The Creative Process
“Process is not a procedure, but the innate way of arriving at ideas” – Gilda Furgiuele
To achieve these high-quality outputs, creators will structure, grow and evolve their thinking over a period of time, in what is described as the creative process. Whilst creatives will often apply their own systems to inspire this creativity, there is a generally accepted cognitive process whereby ideas are formulated. This involves five key stages:
This is the first stage yet is considered by many to be the most important. Preparation involves complete immersion in the topic area, drawing in as much information as possible, to establish a strong basis for idea creation. This requires critical thinking and curiosity, internally ask yourself, ‘what is the problem I need to solve?’, ‘what knowledge do I need to help me solve this problem?’. In a business environment this can build off the project mission, objectives, or creative brief.
The second stage, incubation, can often be rushed or overlooked in the creative process, especially with the pressure of looming deadlines. But this stage is critical and requires time. By taking a step back from the project, your brain can internalise gathered information, whilst ideas can percolate, and the intended direction can begin to become clearer. For example, have you ever started and completed an assignment the night before it was due and then days later you find yourself still thinking about it and coming up with ways it could have been better executed? This is because your brain requires time to sit with ideas and for true creativity to come to light.

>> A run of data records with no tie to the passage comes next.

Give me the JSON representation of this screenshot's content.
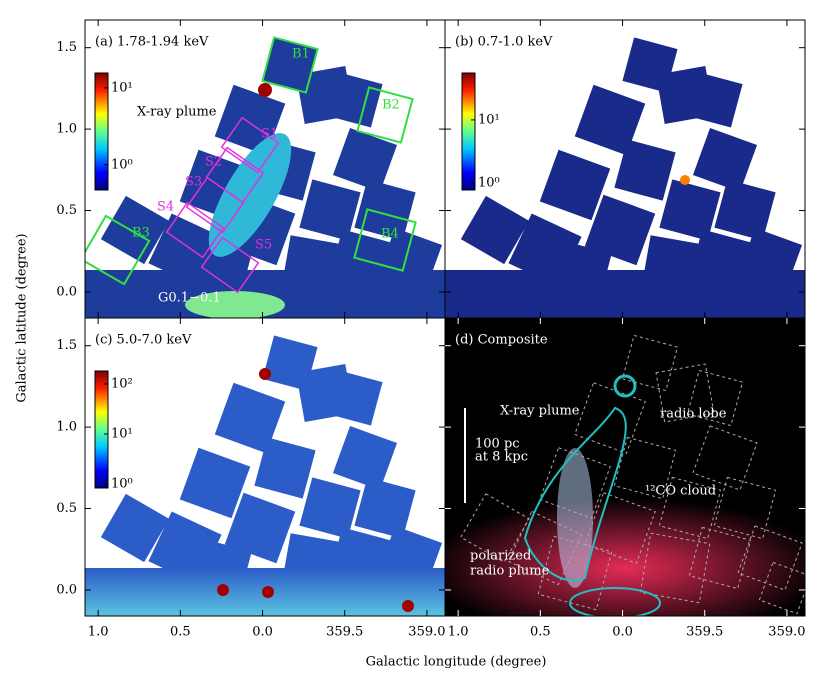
{
  "figure": {
    "xlabel": "Galactic longitude (degree)",
    "ylabel": "Galactic latitude (degree)",
    "xlim": [
      1.08,
      -1.11
    ],
    "ylim": [
      -0.16,
      1.67
    ],
    "xticks": [
      {
        "value": 1.0,
        "label": "1.0"
      },
      0.5,
      {
        "value": 0,
        "label": "0.0"
      },
      {
        "value": -0.5,
        "label": "359.5"
      },
      {
        "value": -1.0,
        "label": "359.0"
      }
    ],
    "yticks": [
      {
        "value": 0,
        "label": "0.0"
      },
      0.5,
      {
        "value": 1.0,
        "label": "1.0"
      },
      1.5
    ]
  },
  "chart_data": [
    {
      "type": "image",
      "title": "(a) 1.78-1.94 keV",
      "colorbar": {
        "log": true,
        "clim": [
          0.47,
          15.6
        ],
        "ticks": [
          {
            "value": 1,
            "label": "10⁰"
          },
          {
            "value": 10,
            "label": "10¹"
          }
        ]
      },
      "annotations": [
        "X-ray plume",
        "G0.1−0.1",
        "B1",
        "B2",
        "B3",
        "B4",
        "S1",
        "S2",
        "S3",
        "S4",
        "S5"
      ]
    },
    {
      "type": "image",
      "title": "(b) 0.7-1.0 keV",
      "colorbar": {
        "log": true,
        "clim": [
          0.77,
          55.6
        ],
        "ticks": [
          {
            "value": 1,
            "label": "10⁰"
          },
          {
            "value": 10,
            "label": "10¹"
          }
        ]
      }
    },
    {
      "type": "image",
      "title": "(c) 5.0-7.0 keV",
      "colorbar": {
        "log": true,
        "clim": [
          0.83,
          182
        ],
        "ticks": [
          {
            "value": 1,
            "label": "10⁰"
          },
          {
            "value": 10,
            "label": "10¹"
          },
          {
            "value": 100,
            "label": "10²"
          }
        ]
      }
    },
    {
      "type": "image",
      "title": "(d) Composite",
      "annotations": [
        "X-ray plume",
        "radio lobe",
        "¹²CO cloud",
        [
          "polarized",
          "radio plume"
        ],
        [
          "100 pc",
          "at 8 kpc"
        ]
      ]
    }
  ]
}
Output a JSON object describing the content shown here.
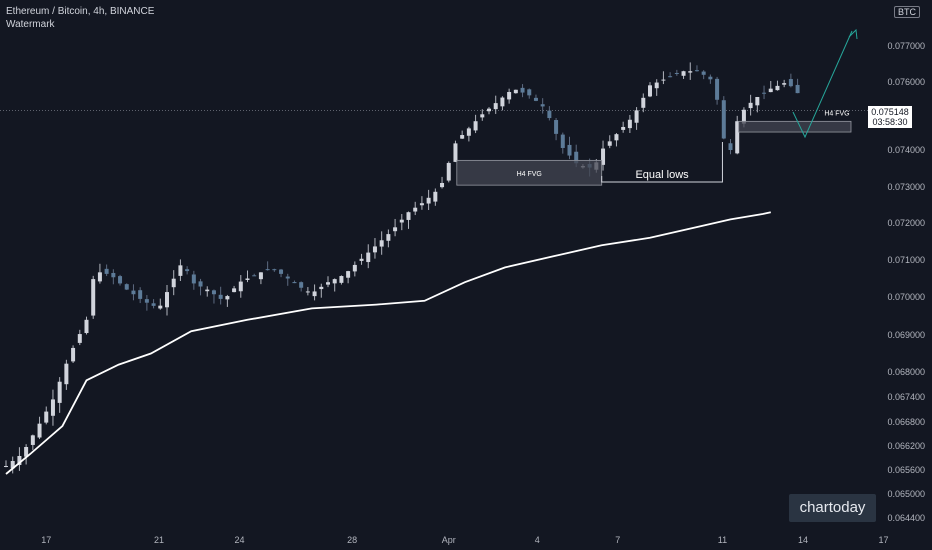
{
  "header": {
    "title": "Ethereum / Bitcoin, 4h, BINANCE",
    "subtitle": "Watermark",
    "currency_badge": "BTC"
  },
  "price_label": {
    "price": "0.075148",
    "countdown": "03:58:30"
  },
  "watermark_logo": "chartoday",
  "colors": {
    "background": "#131722",
    "candle": "#9598a1",
    "ma_line": "#ffffff",
    "zone_fill": "#434651",
    "projection": "#26a69a",
    "grid_text": "#b2b5be"
  },
  "chart_data": {
    "type": "candlestick",
    "symbol": "ETH/BTC",
    "timeframe": "4h",
    "exchange": "BINANCE",
    "ylim": [
      0.064,
      0.079
    ],
    "y_ticks": [
      "0.077000",
      "0.076000",
      "0.075148",
      "0.074000",
      "0.073000",
      "0.072000",
      "0.071000",
      "0.070000",
      "0.069000",
      "0.068000",
      "0.067400",
      "0.066800",
      "0.066200",
      "0.065600",
      "0.065000",
      "0.064400"
    ],
    "x_ticks": [
      "17",
      "21",
      "24",
      "28",
      "Apr",
      "4",
      "7",
      "11",
      "14",
      "17"
    ],
    "close_path": [
      [
        0,
        0.0657
      ],
      [
        2,
        0.066
      ],
      [
        4,
        0.0667
      ],
      [
        6,
        0.0674
      ],
      [
        8,
        0.0685
      ],
      [
        10,
        0.0694
      ],
      [
        11,
        0.0707
      ],
      [
        13,
        0.0706
      ],
      [
        15,
        0.0702
      ],
      [
        17,
        0.0699
      ],
      [
        19,
        0.0697
      ],
      [
        22,
        0.071
      ],
      [
        23,
        0.0704
      ],
      [
        25,
        0.0702
      ],
      [
        27,
        0.0699
      ],
      [
        29,
        0.0704
      ],
      [
        31,
        0.0706
      ],
      [
        33,
        0.0708
      ],
      [
        35,
        0.0705
      ],
      [
        37,
        0.0702
      ],
      [
        38,
        0.0701
      ],
      [
        40,
        0.0704
      ],
      [
        42,
        0.0706
      ],
      [
        44,
        0.071
      ],
      [
        46,
        0.0714
      ],
      [
        48,
        0.0718
      ],
      [
        50,
        0.0723
      ],
      [
        52,
        0.0726
      ],
      [
        54,
        0.073
      ],
      [
        56,
        0.0743
      ],
      [
        57,
        0.0745
      ],
      [
        59,
        0.075
      ],
      [
        61,
        0.0754
      ],
      [
        63,
        0.0758
      ],
      [
        65,
        0.0756
      ],
      [
        67,
        0.0752
      ],
      [
        69,
        0.0741
      ],
      [
        71,
        0.0736
      ],
      [
        73,
        0.0735
      ],
      [
        74,
        0.074
      ],
      [
        76,
        0.0745
      ],
      [
        78,
        0.075
      ],
      [
        80,
        0.0759
      ],
      [
        82,
        0.0761
      ],
      [
        84,
        0.0763
      ],
      [
        86,
        0.0763
      ],
      [
        88,
        0.076
      ],
      [
        89,
        0.0744
      ],
      [
        90,
        0.074
      ],
      [
        91,
        0.075
      ],
      [
        93,
        0.0755
      ],
      [
        95,
        0.0758
      ],
      [
        97,
        0.076
      ],
      [
        99,
        0.0755
      ]
    ],
    "ema_path": [
      [
        0,
        0.0655
      ],
      [
        3,
        0.066
      ],
      [
        7,
        0.0667
      ],
      [
        10,
        0.0678
      ],
      [
        14,
        0.0682
      ],
      [
        18,
        0.0685
      ],
      [
        23,
        0.0691
      ],
      [
        30,
        0.0694
      ],
      [
        38,
        0.0697
      ],
      [
        46,
        0.0698
      ],
      [
        52,
        0.0699
      ],
      [
        57,
        0.0704
      ],
      [
        62,
        0.0708
      ],
      [
        68,
        0.0711
      ],
      [
        74,
        0.0714
      ],
      [
        80,
        0.0716
      ],
      [
        86,
        0.0719
      ],
      [
        90,
        0.0721
      ],
      [
        94,
        0.07225
      ],
      [
        95,
        0.0723
      ]
    ],
    "zones": [
      {
        "label": "H4 FVG",
        "x0": 56,
        "x1": 74,
        "y0": 0.07305,
        "y1": 0.07372
      },
      {
        "label": "H4 FVG",
        "x0": 91,
        "x1": 106,
        "y0": 0.07452,
        "y1": 0.07483
      }
    ],
    "annotations": [
      {
        "label": "Equal lows",
        "from": [
          74,
          0.0731
        ],
        "to": [
          89,
          0.0731
        ]
      }
    ],
    "projection": [
      [
        99,
        0.0752
      ],
      [
        100,
        0.0749
      ],
      [
        101,
        0.0747
      ],
      [
        103,
        0.076
      ],
      [
        105,
        0.0784
      ]
    ],
    "current_price": 0.075148
  }
}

This is what is referred to by creative expert James Taylor as the “a-ha” or light-bulb moment. Insight can often seem to have come out of no-where, but this is not the case, you have allowed yourself time to sub-consciously consider the problem and develop a clear solution.
Evaluation is the time to validate your ideas and critically reflect / critique. It is important to analyse whether your insight, solution or idea aligns with the project objectives or initial problem. It can be beneficial to discuss with others and gauge their reactions, or for those in a business setting, conduct market research to test effectiveness and market feasibility.
Finally, it is time to put your idea into practice in the elaboration stage, this is where you create the output. This could be anything, from a report or an advertising campaign, to a painting, or a story.
Although it may seem like great ideas appear out of thin air, they involve a significant amount of sub-conscious brain power and initial preparation. By understanding and applying these stages, creativity can be viewed as a more repeatable process, allowing for the continual creation of big ideas and successful creative outputs.